VoxType is a lightweight Windows desktop voice typing, dictation, and speech-to-text tool. Put the cursor in any input box, press the global shortcut, speak, and VoxType will transcribe your voice with Doubao streaming ASR, optionally polish the result with an OpenAI-compatible LLM, copy it to the clipboard, paste it into the active field, and restore the previous clipboard when possible.

声写 VoxType 是一个 Windows 桌面语音输入、语音转文字和听写工具。把光标放到任意输入框后,按全局快捷键开始说话,VoxType 会完成录音、豆包流式 ASR、可选大模型润色、写入剪贴板、自动粘贴和剪贴板恢复。

Use Cases / 适合场景

  • Windows voice typing and speech-to-text in chat apps, browsers, editors, forms, and office tools.
  • 中文语音输入、英文听写、多语言语音转文字,以及需要实时字幕的桌面输入场景。
  • Doubao ASR transcription with optional LLM polishing for cleaner long-form dictation.
  • A local-first open-source workflow with conservative privacy defaults.

Interface Preview / 界面预览

Home keeps the current input state, shortcut triggers, latest result notice, and input performance in one screen. 首页顶部集中展示语音输入状态和启动方式;识别完成后会提示已复制并尝试粘贴,并提供临时复制或查看本次识别文本的入口。

VoxType 中文首页:语音输入状态、启动方式和输入表现

API Config shows setup health before the credential forms. API 配置页先展示 ASR 密钥、麦克风、粘贴方式、触发方式和隐私设置状态,再提供豆包 ASR 与可选大模型测试入口。截图中的密钥已脱敏。

VoxType English API Config and setup health check

简体中文

English

Recommended Reading Order

  1. Configure Doubao ASR first.
  2. Add hotwords and optional prompt preferences.
  3. Adjust daily preferences such as shortcut, paste mode, microphone, captions, startup, and tray behavior.
  4. Open config.toml only when troubleshooting low-level ASR, LLM timeout, caption geometry, or clipboard timing parameters.

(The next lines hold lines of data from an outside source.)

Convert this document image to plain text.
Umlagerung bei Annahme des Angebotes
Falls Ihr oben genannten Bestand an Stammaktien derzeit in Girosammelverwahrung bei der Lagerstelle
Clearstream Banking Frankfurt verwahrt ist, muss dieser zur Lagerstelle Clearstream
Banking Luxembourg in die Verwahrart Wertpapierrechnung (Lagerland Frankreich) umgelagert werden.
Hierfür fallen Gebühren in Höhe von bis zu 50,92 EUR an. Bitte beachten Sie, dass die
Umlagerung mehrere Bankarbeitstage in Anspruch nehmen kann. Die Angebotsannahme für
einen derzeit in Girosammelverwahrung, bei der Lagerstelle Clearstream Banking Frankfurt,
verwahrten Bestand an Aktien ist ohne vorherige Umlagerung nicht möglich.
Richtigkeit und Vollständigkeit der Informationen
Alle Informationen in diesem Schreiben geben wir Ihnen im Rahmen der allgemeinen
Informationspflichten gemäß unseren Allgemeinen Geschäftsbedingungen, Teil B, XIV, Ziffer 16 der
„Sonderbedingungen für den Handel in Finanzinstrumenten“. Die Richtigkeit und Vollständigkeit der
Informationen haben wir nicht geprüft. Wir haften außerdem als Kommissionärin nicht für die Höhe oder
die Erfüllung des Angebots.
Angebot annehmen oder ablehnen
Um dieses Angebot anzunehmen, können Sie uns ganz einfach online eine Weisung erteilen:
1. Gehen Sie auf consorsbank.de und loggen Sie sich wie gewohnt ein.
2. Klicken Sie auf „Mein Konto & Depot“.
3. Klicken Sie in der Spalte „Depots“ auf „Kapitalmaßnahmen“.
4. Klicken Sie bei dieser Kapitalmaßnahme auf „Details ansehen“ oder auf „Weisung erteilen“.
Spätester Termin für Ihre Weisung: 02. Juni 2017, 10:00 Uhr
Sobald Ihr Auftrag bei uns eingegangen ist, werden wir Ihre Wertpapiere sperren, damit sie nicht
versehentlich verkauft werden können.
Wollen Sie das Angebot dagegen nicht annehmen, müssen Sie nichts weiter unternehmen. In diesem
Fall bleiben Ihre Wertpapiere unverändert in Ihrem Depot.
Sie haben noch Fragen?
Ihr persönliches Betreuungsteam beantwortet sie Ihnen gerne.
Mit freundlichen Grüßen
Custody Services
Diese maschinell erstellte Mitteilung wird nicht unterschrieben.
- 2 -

Current Defaults Worth Knowing

  • Main trigger: Ctrl + Q.
  • Right Alt and middle mouse triggers: off by default.
  • Recent context and automatic hotword candidates: off by default.
  • Screen OCR context: on by default, current foreground window only, no persisted OCR text.
  • Local silence fallback: continuous low volume stops recording after 30 seconds by default, with a 0.03 threshold.
  • Doubao server endpointing example value: end_window_size = 800.
  • Update prompts provide an "Update now" action when a new installer is available.

Privacy Basics

  • config.toml, logs, local context files, and usage stats are local files and should not be committed.
  • Usage statistics record duration, character count, speed, and time estimates, not recognized text.
  • Recent context and automatic hotword history are disabled by default.
  • Screen OCR context is temporary and not written to logs, stats, config, or cache.
  • Diagnostic reports and logs should not include real API keys, recognized text, hotwords, prompts, recent context, screen OCR text, automatic hotword history, or Windows username paths.

Search-Friendly FAQ

Is VoxType a Windows dictation app?

Yes. VoxType is a Windows desktop dictation app that turns microphone speech into text and pastes it into the active input field.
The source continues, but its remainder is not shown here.